Luigi Longo nasce a Fubine, un piccolo centro dell’alessandrino, il 15 marzo 1900, in una famiglia contadina di produttori vinicoli. Per sfuggire alla miseria della vita contadina di inizio Novecento, la famiglia Longo si trasferisce a Torino. Il nuovo mondo in cui Luigi impara a crescere è molto diverso dalla piccola Fubine; si chiama Barriera di Milano, è la periferia nord di una grande città, ed è un borgo operaio.
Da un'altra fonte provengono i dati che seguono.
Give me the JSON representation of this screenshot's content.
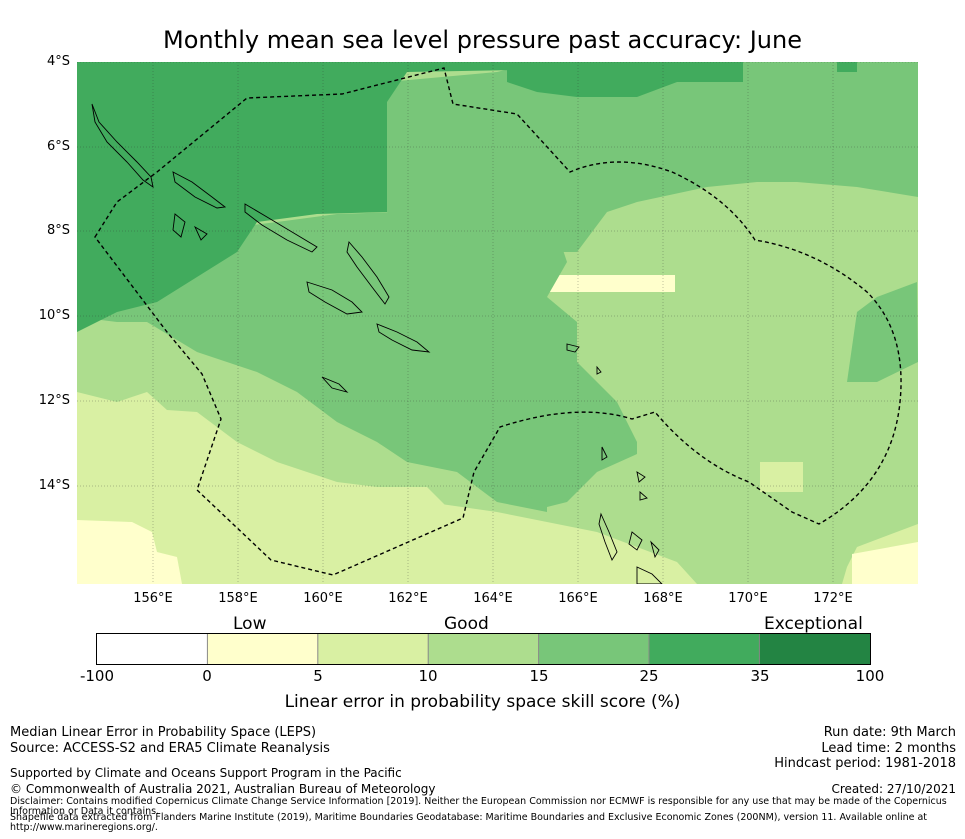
{
  "title": "Monthly mean sea level pressure past accuracy: June",
  "map": {
    "lat_labels": [
      "4°S",
      "6°S",
      "8°S",
      "10°S",
      "12°S",
      "14°S"
    ],
    "lon_labels": [
      "156°E",
      "158°E",
      "160°E",
      "162°E",
      "164°E",
      "166°E",
      "168°E",
      "170°E",
      "172°E"
    ],
    "extent": {
      "lon_min": 154.2,
      "lon_max": 174.0,
      "lat_min": -16.3,
      "lat_max": -4.0
    },
    "lat_values": [
      -4,
      -6,
      -8,
      -10,
      -12,
      -14
    ],
    "lon_values": [
      156,
      158,
      160,
      162,
      164,
      166,
      168,
      170,
      172
    ],
    "regions": [
      {
        "category": "25-35",
        "color": "#41ab5d"
      },
      {
        "category": "15-25",
        "color": "#78c679"
      },
      {
        "category": "10-15",
        "color": "#addd8e"
      },
      {
        "category": "5-10",
        "color": "#d9f0a3"
      },
      {
        "category": "0-5",
        "color": "#ffffcc"
      }
    ]
  },
  "colorbar": {
    "categories": [
      "Low",
      "Good",
      "Exceptional"
    ],
    "ticks": [
      "-100",
      "0",
      "5",
      "10",
      "15",
      "25",
      "35",
      "100"
    ],
    "colors": [
      "#ffffff",
      "#ffffcc",
      "#d9f0a3",
      "#addd8e",
      "#78c679",
      "#41ab5d",
      "#238443"
    ],
    "label": "Linear error in probability space skill score (%)"
  },
  "footer": {
    "left_line1": "Median Linear Error in Probability Space (LEPS)",
    "left_line2": "Source: ACCESS-S2 and ERA5 Climate Reanalysis",
    "supported": "Supported by Climate and Oceans Support Program in the Pacific",
    "copyright": "© Commonwealth of Australia 2021, Australian Bureau of Meteorology",
    "disclaimer": "Disclaimer: Contains modified Copernicus Climate Change Service Information [2019]. Neither the European Commission nor ECMWF is responsible for any use that may be made of the Copernicus Information or Data it contains.",
    "shapefile": "Shapefile data extracted from Flanders Marine Institute (2019), Maritime Boundaries Geodatabase: Maritime Boundaries and Exclusive Economic Zones (200NM), version 11. Available online at http://www.marineregions.org/.",
    "run_date": "Run date: 9th March",
    "lead_time": "Lead time: 2 months",
    "hindcast": "Hindcast period: 1981-2018",
    "created": "Created: 27/10/2021"
  }
}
Da giovane, dopo la Prima guerra mondiale, si avvicina al Partito socialista; i suoi primi anni di militanza si svolgeranno nella federazione giovanile del partito. Per molti anni dopo il Congresso di Livorno sarà uno dei massimi dirigenti della federazione giovanile comunista. Lasciata l’Italia, durante il periodo del regime fascista condurrà l’attività politica clandestina prima dalla Francia e poi dalla Svizzera. Nel 1936, durante la guerra di Spagna, assume l’incarico di Commissario politico della seconda Brigata Internazionale. Nel 1939, tornato in Francia, viene arrestato e estradato in Italia dove viene messo al confino a Ventotene. Dopo l’armistizio è membro del Comitato di Liberazione Nazionale-Alta Italia e comandante delle formazioni garibaldine. Dal 1948 al 1980, anno della sua scomparsa, sarà deputato in Parlamento per il Partito comunista del quale ricoprirà le cariche di vicepresidente, segretario generale e infine presidente.
Siamo finalmente al gennaio del 1921. A Livorno tutto è pronto per il XVII congresso del Partito socialista in cui si confronteranno le tre mozioni socialiste: unitaria, riformista, comunista pura. La puntata si apre sul Teatro Goldoni, dove i delegati delle mozioni si confrontano in maniera accesa per alcuni giorni. È l’ultima volta che accade, poi si va al voto. Quest’ultimo non riserva sorprese rispetto a quanto emerso dai congressi provinciali che hanno preceduto quello nazionale: pur essendo un numero consistente, i comunisti non vedono prevalere la propria linea. La maggioranza dei delegati del partito socialista non vuole l’abbandono immediato del riformismo. Come già deciso, i delegati della mozione comunista decidono dunque di lasciare il Goldoni, e con lui il partito: si dirigeranno invece verso un altro teatro cittadino, il San Marco. La puntata segue il corteo che la mattina del 21 gennaio attraversa, cantando, il capoluogo toscano. I delegati si affollano all’interno del San Marco, teatro prestigioso ma allora un po’ in decadenza, pronti per votare all’unanimità la costituzione del Partito comunista d’Italia, Sezione dell’Internazionale comunista. La puntata si chiude sulle speranze che la nascita di quel nuovo partito alimenta nei giovani e nelle giovani che speravano, in quel dopoguerra, in un mondo migliore perché più giusto.